Recreating the arrival of nursing sisters to Lemnos a century ago, they marched to the Turks Head Peninsula escorted by a bagpiper.

They also visited the Commonwealth War Graves cemeteries at Portianou and Mudros, where 148 Australian soldiers and several Canadian nurses are buried.

More than 2,500 Australian and New Zealand nurses served overseas during WW1, with many treating casualties of the Gallipoli campaign.

Speaking to News Corp Australia, tour leader and retired nurse Clare Ashton said her thoughts had turned to Elizabeth McMillan, whose letters home from the war are kept in the NSW State Library.

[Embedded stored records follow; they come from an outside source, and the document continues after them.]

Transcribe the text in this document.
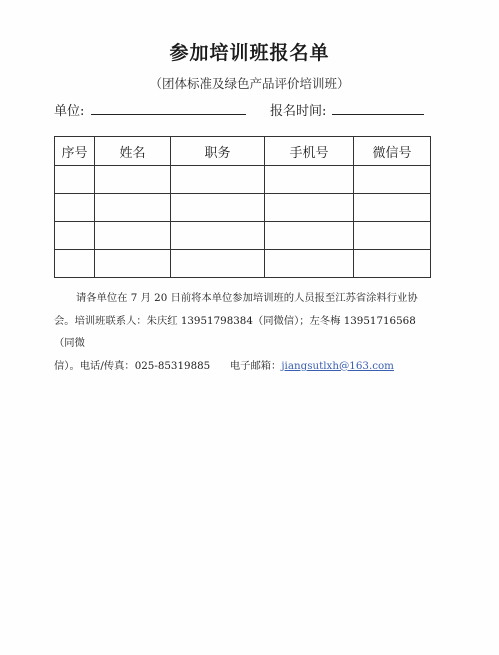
参加培训班报名单
（团体标准及绿色产品评价培训班）
单位:	报名时间:
序号	姓名	职务	手机号	微信号

请各单位在 7 月 20 日前将本单位参加培训班的人员报至江苏省涂料行业协

会。培训班联系人：朱庆红 13951798384（同微信）；左冬梅 13951716568（同微

信）。电话/传真：025-85319885      电子邮箱：jiangsutlxh@163.com
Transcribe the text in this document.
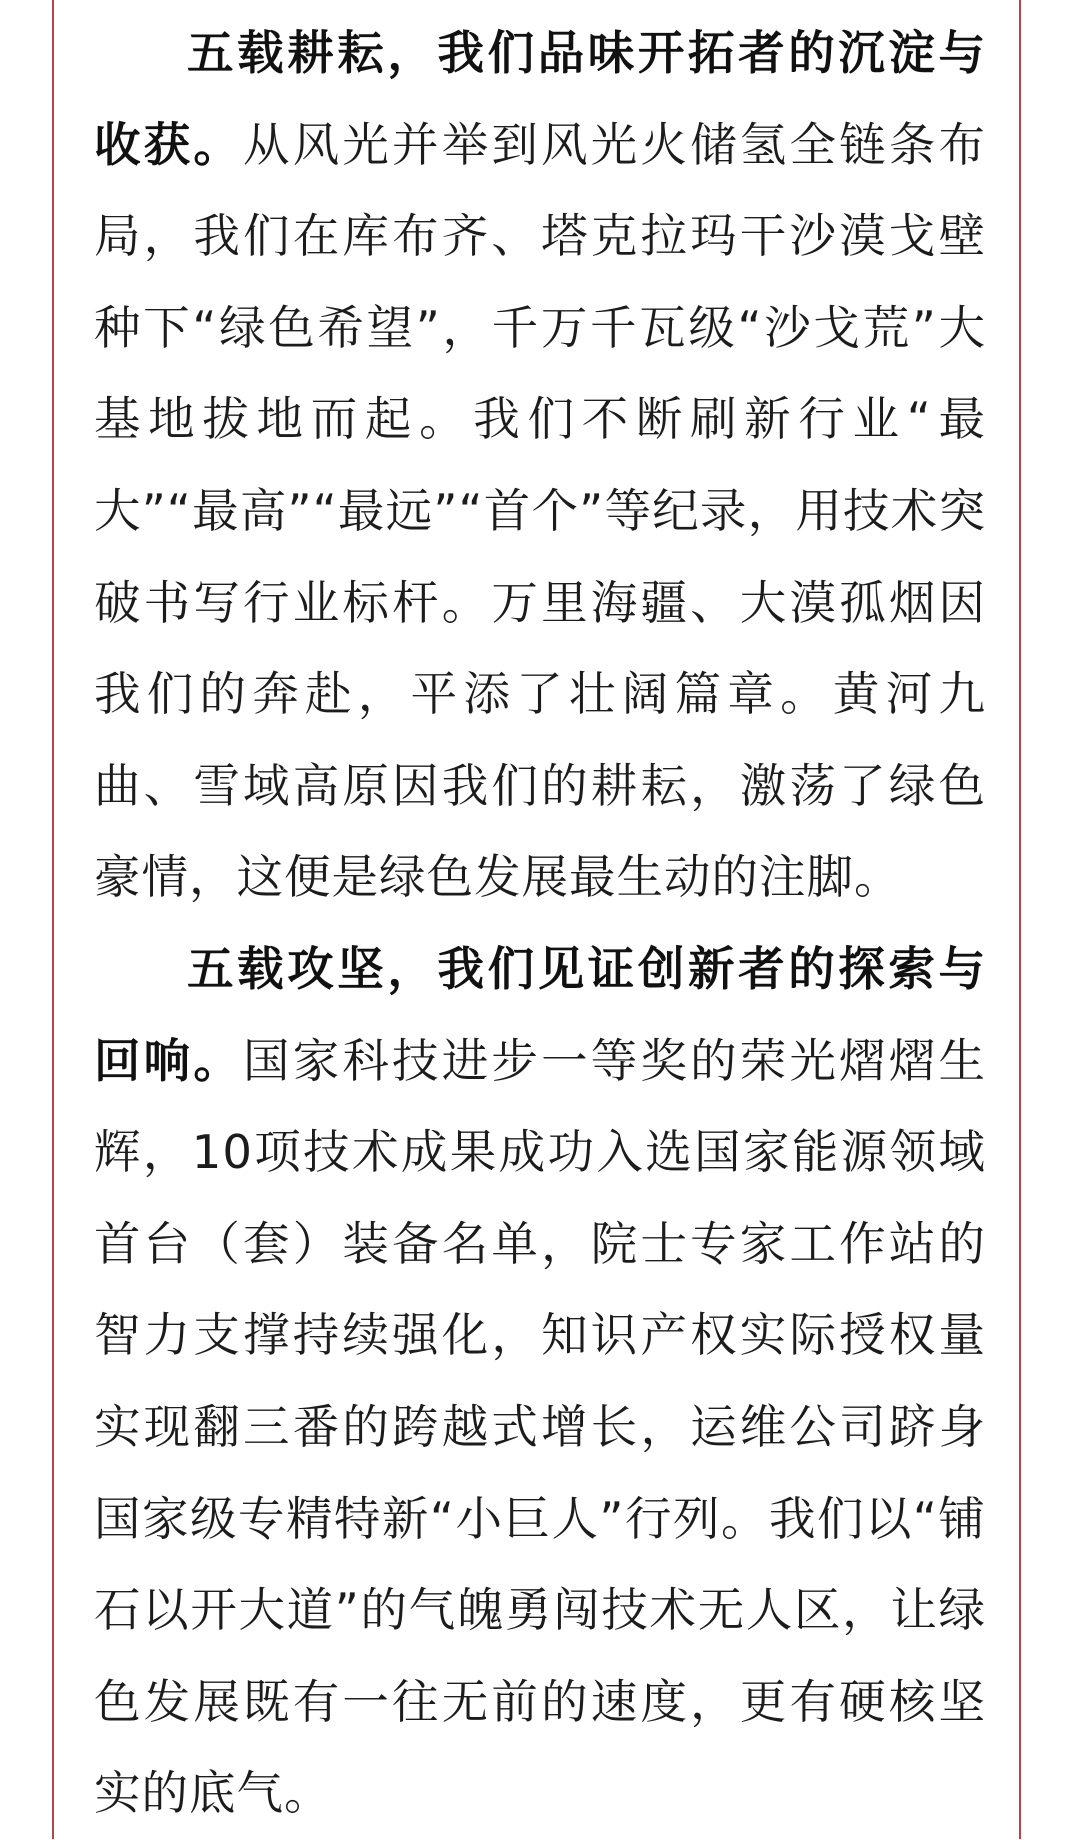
五载耕耘，我们品味开拓者的沉淀与收获。从风光并举到风光火储氢全链条布局，我们在库布齐、塔克拉玛干沙漠戈壁种下“绿色希望”，千万千瓦级“沙戈荒”大基地拔地而起。我们不断刷新行业“最大”“最高”“最远”“首个”等纪录，用技术突破书写行业标杆。万里海疆、大漠孤烟因我们的奔赴，平添了壮阔篇章。黄河九曲、雪域高原因我们的耕耘，激荡了绿色豪情，这便是绿色发展最生动的注脚。

五载攻坚，我们见证创新者的探索与回响。国家科技进步一等奖的荣光熠熠生辉，10项技术成果成功入选国家能源领域首台（套）装备名单，院士专家工作站的智力支撑持续强化，知识产权实际授权量实现翻三番的跨越式增长，运维公司跻身国家级专精特新“小巨人”行列。我们以“铺石以开大道”的气魄勇闯技术无人区，让绿色发展既有一往无前的速度，更有硬核坚实的底气。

Sister McMillan served in New Guinea and Fiji in 1914 before she set sail for Lemnos. When she returned to Australia she founded the Karitane Mothercraft Society in Sydney, an early-parenting centre.

“It is a very emotional time for everyone,” Ms Ashton said. “People have been amazed that a group of nurses would come here to salute the services of nurses.”

She added that many of the WW1 women returned home to Australia deeply affected by their war service.

“It wasn’t just the soldiers who suffered from post-traumatic stress, a lot of the nurses did as well.

“They brought their war home with them and they just had to live with it,” she said.

During the trip, the group laid a wreath at the site where the British troopship Marquette was torpedoed and sunk, resulting in the death of 32 New Zealanders, with 10 nurses among the list of casualties.